1982 aviation accident in Massachusetts

World Airways Flight 30 was a McDonnell Douglas DC-10-30CF airliner which suffered a fatal accident upon landing at Logan International Airport in Boston, skidding into Boston Harbor, on January 23, 1982. Two of the passengers were never found, and are presumed to have drowned.

== Background ==

=== Aircraft ===
The aircraft involved was a McDonnell Douglas DC-10-30CF, registered N113WA. The aircraft was manufactured in 1980, with the manufacturing number 47821, built as the 320th DC-10. It was equipped with 3 General Electric CF6-50C2 engines and had 6,327 airframe hours before the crash.

=== Crew ===
The captain on board Flight 30 was Peter Langley (58). He had 18,091 flight hours, 1,969 were on the DC-10. First Officer Donald Hertzfeldt was 38, with 8,600 flight hours throughout his career. Flight Engineer William Rogers was 56, and had the most flight time out of the crew, having 20,000 flight hours.

==Accident==
The DC-10 touched down on runway 15R, 2800 ft beyond the displaced threshold. Under normal circumstances, such an incident would have been of minor importance and the plane would have had sufficient space to come to a full stop on the 10000 ft long runway. However, the runway was covered in ice, and the braking action was poor to nil (though reported to the pilots as "fair to poor").
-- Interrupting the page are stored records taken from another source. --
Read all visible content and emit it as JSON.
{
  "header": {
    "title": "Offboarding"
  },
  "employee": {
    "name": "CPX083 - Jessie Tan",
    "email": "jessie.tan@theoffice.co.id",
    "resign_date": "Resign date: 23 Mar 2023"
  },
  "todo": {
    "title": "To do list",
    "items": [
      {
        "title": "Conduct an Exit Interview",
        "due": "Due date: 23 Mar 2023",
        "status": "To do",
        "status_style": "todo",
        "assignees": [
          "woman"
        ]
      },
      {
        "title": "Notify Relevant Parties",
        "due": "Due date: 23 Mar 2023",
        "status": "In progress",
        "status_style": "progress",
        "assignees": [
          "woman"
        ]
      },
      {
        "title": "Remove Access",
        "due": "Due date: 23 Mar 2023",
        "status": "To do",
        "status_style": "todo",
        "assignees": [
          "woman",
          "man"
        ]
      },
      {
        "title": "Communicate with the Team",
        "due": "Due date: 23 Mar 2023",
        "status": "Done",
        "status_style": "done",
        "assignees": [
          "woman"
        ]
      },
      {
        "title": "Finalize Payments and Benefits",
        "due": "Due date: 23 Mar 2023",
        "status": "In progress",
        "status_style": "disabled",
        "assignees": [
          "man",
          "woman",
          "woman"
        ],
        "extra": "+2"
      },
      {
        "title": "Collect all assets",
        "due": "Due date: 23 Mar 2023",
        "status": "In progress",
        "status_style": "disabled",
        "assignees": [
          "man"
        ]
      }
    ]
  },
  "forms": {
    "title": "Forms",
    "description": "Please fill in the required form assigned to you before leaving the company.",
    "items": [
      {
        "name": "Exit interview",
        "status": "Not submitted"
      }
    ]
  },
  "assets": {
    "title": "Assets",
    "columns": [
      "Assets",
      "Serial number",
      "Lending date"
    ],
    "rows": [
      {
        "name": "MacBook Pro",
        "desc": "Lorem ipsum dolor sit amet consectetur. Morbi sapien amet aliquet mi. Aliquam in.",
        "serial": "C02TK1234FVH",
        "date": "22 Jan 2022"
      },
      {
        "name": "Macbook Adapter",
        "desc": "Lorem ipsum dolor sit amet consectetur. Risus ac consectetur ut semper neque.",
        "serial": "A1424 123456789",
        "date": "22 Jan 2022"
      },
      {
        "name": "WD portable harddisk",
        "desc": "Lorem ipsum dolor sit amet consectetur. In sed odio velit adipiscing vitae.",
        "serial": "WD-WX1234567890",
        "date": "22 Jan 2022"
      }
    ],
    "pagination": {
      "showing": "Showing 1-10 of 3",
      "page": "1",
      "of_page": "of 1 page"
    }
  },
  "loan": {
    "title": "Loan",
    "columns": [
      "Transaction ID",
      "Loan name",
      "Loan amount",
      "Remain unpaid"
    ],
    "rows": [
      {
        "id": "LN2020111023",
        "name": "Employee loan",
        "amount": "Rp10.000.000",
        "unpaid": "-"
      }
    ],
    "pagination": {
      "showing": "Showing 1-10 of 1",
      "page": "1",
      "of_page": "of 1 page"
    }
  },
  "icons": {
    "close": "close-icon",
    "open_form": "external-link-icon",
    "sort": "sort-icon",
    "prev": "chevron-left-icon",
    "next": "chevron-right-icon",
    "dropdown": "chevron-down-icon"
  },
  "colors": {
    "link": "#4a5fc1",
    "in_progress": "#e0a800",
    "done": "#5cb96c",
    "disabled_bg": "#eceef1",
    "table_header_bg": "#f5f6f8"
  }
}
When it became apparent that the aircraft was not going to be able to stop on the runway, and since there was insufficient space remaining on the runway to take off again ("touch and go"), the pilots steered the plane off the runway in order to avoid hitting approach lights beyond the runway. The plane then skidded across a field and a taxiway before coming to rest in the 30 °F waters of Boston Harbor at 7:36 pm local time.

Just 35 minutes before, a Delta Air Lines flight operating as flight 929 reported to the tower that "If nobody else has told you ... It's poor to nil out there on braking." However, this information was not passed along to oncoming flights.

The part of the DC-10 that housed the aircraft's cockpit and forward galley separated from the main body of the aircraft, submerging the first row of passenger seats. The three pilots, two flight attendants, and three passengers ended up in the water. 210 passengers and crew, among them documentarian and television show host Justine Shapiro, survived and at first it was thought all on board had survived. Three days later it was discovered that two passengers were missing -- father and son Walter Metcalf, aged 70, and Leo Metcalf, aged 40, who had changed their flight at the last minute and were not on the passenger list. They were two of the three people to fall out of the plane during the crash, and reportedly neither of the two could swim. Divers were sent into the water, but the search proved unsuccessful. A theory for why the bodies haven't been recovered is that ocean currents have pushed them far away from the airport. As of 2026, neither body has been recovered.